During the 1920s, under two large bond issues, the state started paving highways without consideration of unfavorable geologic conditions, which resulted in landslides, pavement settlement, excessive cracking, and heaving and disruption by frost. Investigations and observations by Ekblaw led to recommendations to raise the roadbeds on subgrade materials to avoid soil problems, improve drainage, and help keep snow off the highways.
During 1929 and 1930, a program for the Division of Highways produced reports and maps for 85 of the state's 102 counties. These documents summarized the topography, drainage, bedrock, and glacial deposits with an emphasis on bedrock and aggregate resources for construction. The maps, at a scale where 1 inch on the map represented 1 mile on the ground, were used to produce a glacial map of Illinois, the first such map since Leverett's 1899 map. The Ekblaw map was used for 40 years until new topographic maps and other studies permitted improvements in 1970.

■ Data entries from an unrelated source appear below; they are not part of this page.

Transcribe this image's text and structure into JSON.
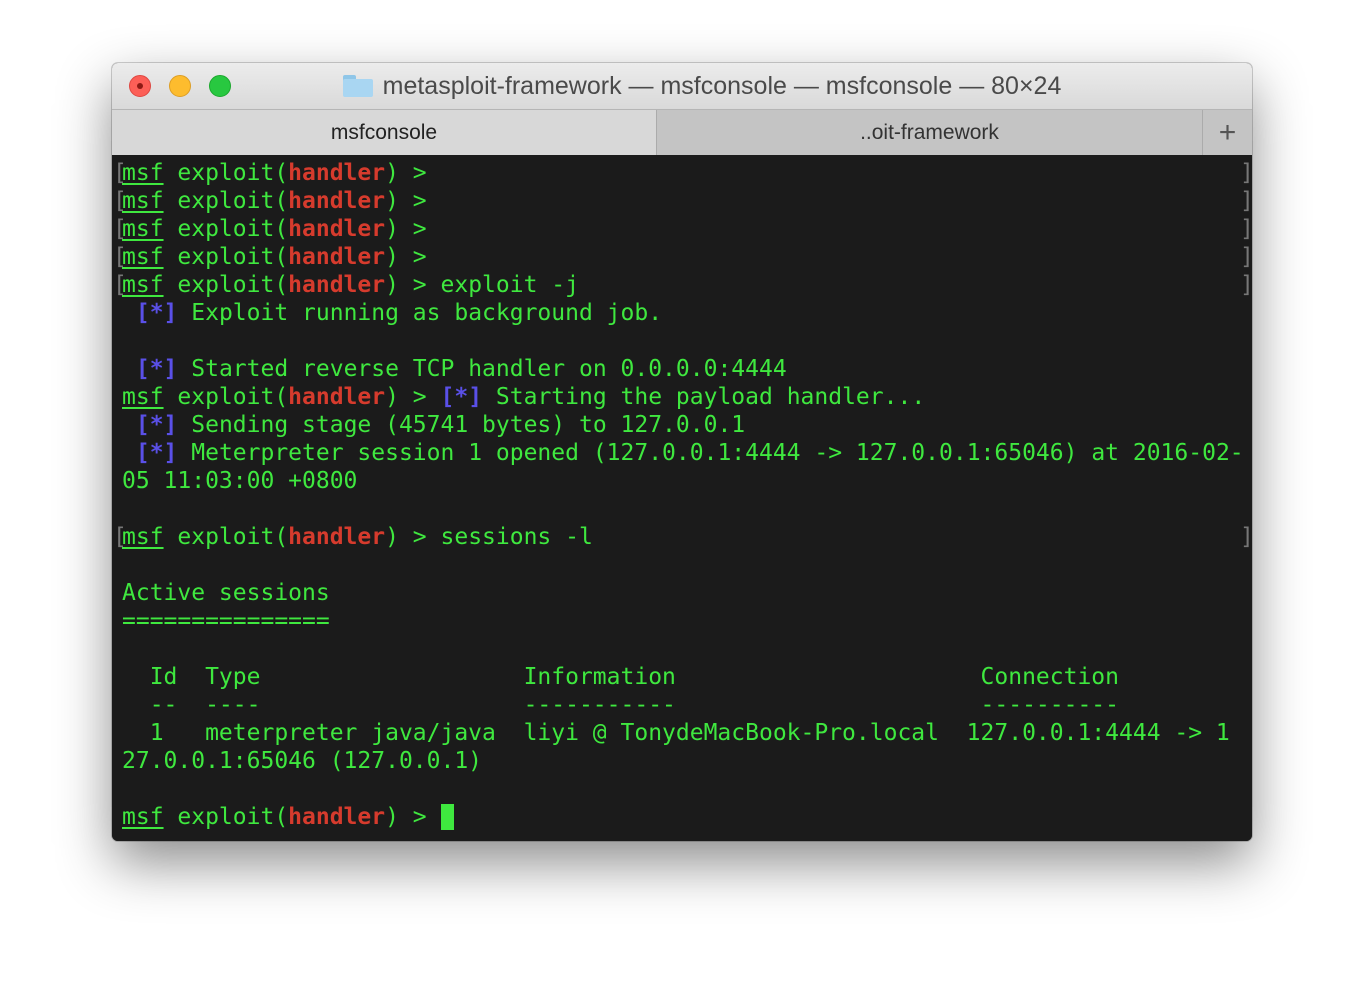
{
  "window": {
    "title": "metasploit-framework — msfconsole — msfconsole — 80×24"
  },
  "tabs": [
    {
      "label": "msfconsole",
      "active": true
    },
    {
      "label": "..oit-framework",
      "active": false
    }
  ],
  "tab_add_label": "+",
  "prompt": {
    "msf": "msf",
    "exploit": " exploit(",
    "module": "handler",
    "close": ") >"
  },
  "terminal": {
    "cmd_exploit": " exploit -j",
    "msg_bg_job": " Exploit running as background job.",
    "msg_tcp_handler": " Started reverse TCP handler on 0.0.0.0:4444",
    "msg_payload_handler": " Starting the payload handler...",
    "msg_sending_stage": " Sending stage (45741 bytes) to 127.0.0.1",
    "msg_session_opened": " Meterpreter session 1 opened (127.0.0.1:4444 -> 127.0.0.1:65046) at 2016-02-",
    "msg_session_opened_wrap": "05 11:03:00 +0800",
    "cmd_sessions": " sessions -l",
    "active_sessions_title": "Active sessions",
    "active_sessions_rule": "===============",
    "table_header": "  Id  Type                   Information                      Connection",
    "table_rule": "  --  ----                   -----------                      ----------",
    "table_row": "  1   meterpreter java/java  liyi @ TonydeMacBook-Pro.local  127.0.0.1:4444 -> 1",
    "table_row_wrap": "27.0.0.1:65046 (127.0.0.1)",
    "star_tag": "[*]",
    "left_bracket": "[",
    "right_bracket": "]"
  },
  "colors": {
    "text": "#3fe83f",
    "module": "#d63b2d",
    "status": "#5a50e8",
    "background": "#1b1b1b"
  }
}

In 1931, Ekblaw became the head of the Engineering Geology Division. The emphasis of the Division's engineering geology service was on the many dams planned and constructed under the Federal Public Works Administration engineers in Illinois. The 1940s saw a large initiative by the Illinois Department of Conservation for recreational lakes, which led to the investigation of hundreds of sites throughout the state. The 1950s services included work on the excavation of underground chambers for storage of liquid petroleum products.
Ekblaw continued as Section Head until his retirement in 1963. He was also a member of the Board of Directors of the Illinois Society of Professional Engineers from 1945 to 1953 and its President in 1950.